Chris Inglis (NARUC) FI.jpgNational Cyber Director Chris Inglis | NARUC

This is an outdated way of thinking that ignores the way hackers infiltrate organizations, National Cyber Director Chris Inglis said. He pointed out that the Colonial attack was possible because “a human being made a mistake [and] clicked on a link … not realizing that it’s somebody else’s code.” The lesson: No matter what kind of firewalls and other precautions a company’s security professionals put in place, the organization is still vulnerable unless every employee is committed to maintaining security.

“We still don’t have all the heads in the room … saying, ‘I have a role to play.’ Too often, we see this as the work of champions who have the word ‘cyber’ or ‘IT’ [information technology] in their job titles,” Inglis said. “Individuals making use of cyberspace make choices all day, every day, that then have … a heavy influence on how things proceed.”

Inglis acknowledged the difficulty and expense of adding new cybersecurity requirements to the existing grid but said that this is where regulators could play a role by ensuring that refusing the necessary investment is not an option for utilities.

“This is simply an investment we must make. No one doubts that there should be a third prong on the plug that you plug into the wall in a 110-volt system — we should have no less of a doubt that cyber should be built into everything that we do,” he said.

Private, Public Sectors Must Support Each Other

Bill Fehrman (NARUC) FI.jpgBerkshire Hathaway Energy CEO Bill Fehrman | NARUC

Bill Fehrman, CEO of Berkshire Hathaway Energy, agreed with the government representatives that “if a company cannot afford to properly protect their systems, then they should not be in business.” But he also observed that with the proliferation of cybersecurity threats, utilities — especially smaller municipal and rural electric providers — are facing heavier burdens than they have ever encountered before.

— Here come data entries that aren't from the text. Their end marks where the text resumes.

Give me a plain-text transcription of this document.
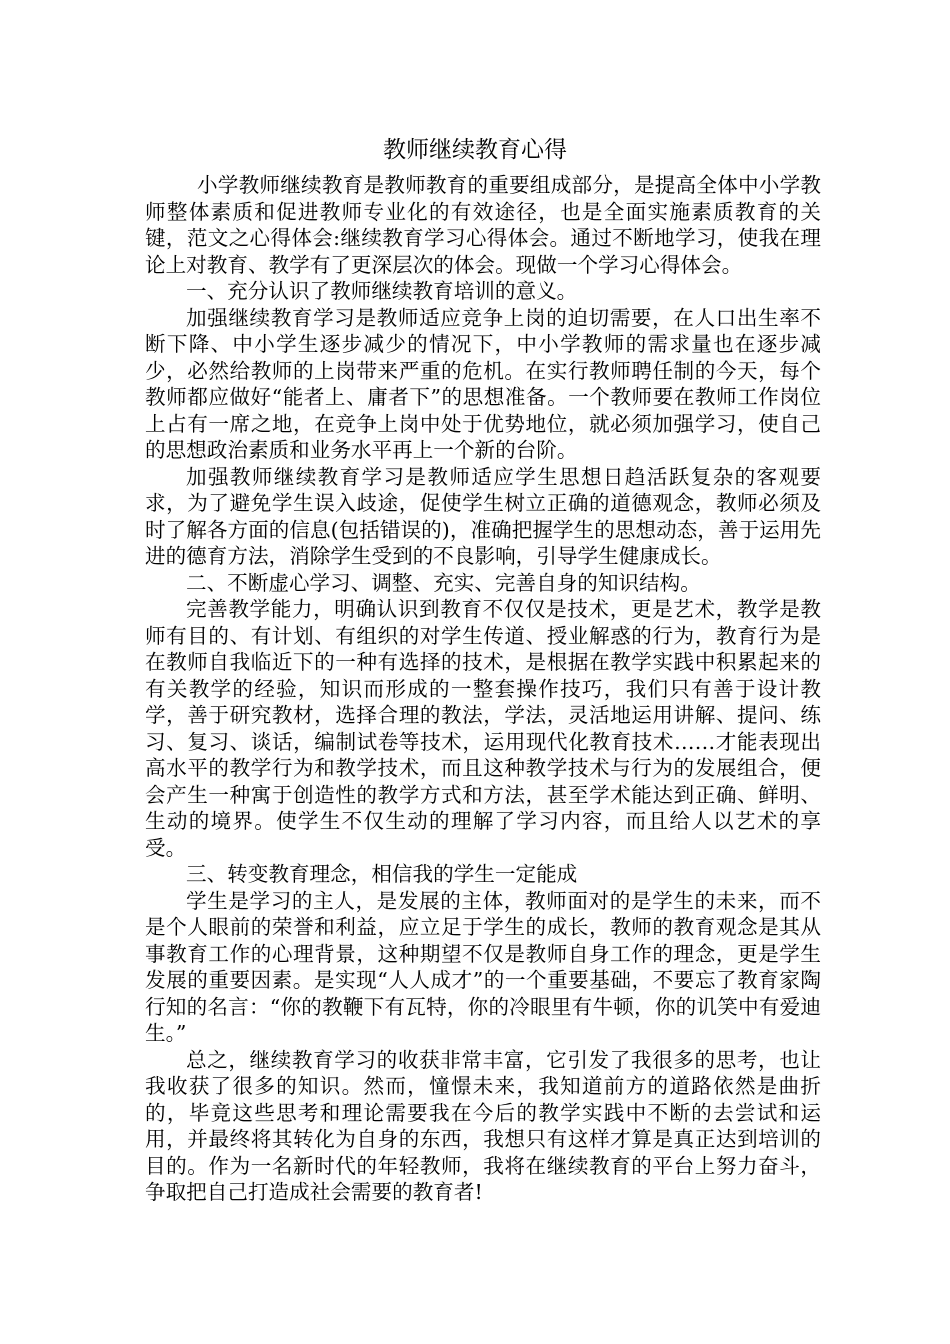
教师继续教育心得

小学教师继续教育是教师教育的重要组成部分，是提高全体中小学教师整体素质和促进教师专业化的有效途径，也是全面实施素质教育的关键，范文之心得体会:继续教育学习心得体会。通过不断地学习，使我在理论上对教育、教学有了更深层次的体会。现做一个学习心得体会。

一、充分认识了教师继续教育培训的意义。

加强继续教育学习是教师适应竞争上岗的迫切需要，在人口出生率不断下降、中小学生逐步减少的情况下，中小学教师的需求量也在逐步减少，必然给教师的上岗带来严重的危机。在实行教师聘任制的今天，每个教师都应做好“能者上、庸者下”的思想准备。一个教师要在教师工作岗位上占有一席之地，在竞争上岗中处于优势地位，就必须加强学习，使自己的思想政治素质和业务水平再上一个新的台阶。

加强教师继续教育学习是教师适应学生思想日趋活跃复杂的客观要求，为了避免学生误入歧途，促使学生树立正确的道德观念，教师必须及时了解各方面的信息(包括错误的)，准确把握学生的思想动态，善于运用先进的德育方法，消除学生受到的不良影响，引导学生健康成长。

二、不断虚心学习、调整、充实、完善自身的知识结构。

完善教学能力，明确认识到教育不仅仅是技术，更是艺术，教学是教师有目的、有计划、有组织的对学生传道、授业解惑的行为，教育行为是在教师自我临近下的一种有选择的技术，是根据在教学实践中积累起来的有关教学的经验，知识而形成的一整套操作技巧，我们只有善于设计教学，善于研究教材，选择合理的教法，学法，灵活地运用讲解、提问、练习、复习、谈话，编制试卷等技术，运用现代化教育技术……才能表现出高水平的教学行为和教学技术，而且这种教学技术与行为的发展组合，便会产生一种寓于创造性的教学方式和方法，甚至学术能达到正确、鲜明、生动的境界。使学生不仅生动的理解了学习内容，而且给人以艺术的享受。

三、转变教育理念，相信我的学生一定能成

学生是学习的主人，是发展的主体，教师面对的是学生的未来，而不是个人眼前的荣誉和利益，应立足于学生的成长，教师的教育观念是其从事教育工作的心理背景，这种期望不仅是教师自身工作的理念，更是学生发展的重要因素。是实现“人人成才”的一个重要基础，不要忘了教育家陶行知的名言：“你的教鞭下有瓦特，你的冷眼里有牛顿，你的讥笑中有爱迪生。”

总之，继续教育学习的收获非常丰富，它引发了我很多的思考，也让我收获了很多的知识。然而，憧憬未来，我知道前方的道路依然是曲折的，毕竟这些思考和理论需要我在今后的教学实践中不断的去尝试和运用，并最终将其转化为自身的东西，我想只有这样才算是真正达到培训的目的。作为一名新时代的年轻教师，我将在继续教育的平台上努力奋斗，争取把自己打造成社会需要的教育者!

“We, across our networks, take about three and a half billion hits a day. About 10% of those are actual, legitimate business issues; the rest are the people … who are trying to get in and do things to us,” Fehrman said. “And today it’s much broader than just the hits on the network. It’s on our supply chain: we now worry about every single component that is in the … equipment that we buy. … Because of concerns of equipment coming, in particular, from China … we may have to spend more money to get equipment from more U.S.-friendly countries.”

The diversity of threats makes it paramount that utilities be able to share data quickly on security developments — a role that NERC’s Electricity Information Sharing and Analysis Center seeks to fill.

“We don’t need all 3,000 utilities in a room,” Fehrman said. “What we do need is a way to quickly come in, assess that information, and then through the information sharing mechanisms that we have get it pushed back out, so that even the smallest of the utilities have that information that they need, so that they can properly operate their systems.”

Inglis agreed with Fehrman that the electric sector occupies a unique position in national security, with private companies responsible for vital national infrastructure assets. He said that the government must recognize this and position itself accordingly to support the stakeholders in this space, rather than dictate how they ought to respond to the latest threats.

“In the realm of cyberspace, unlike just about every other national security issue of some consequence … the private sector is the supported entity,” Inglis said. “Most of the resources exist in the private sector: just about all the innovation … capacity building [and] operation is in the private sector. The government, therefore, if it’s going to be coherent, needs to be prepared for a particular purpose, which is to better support the private sector.”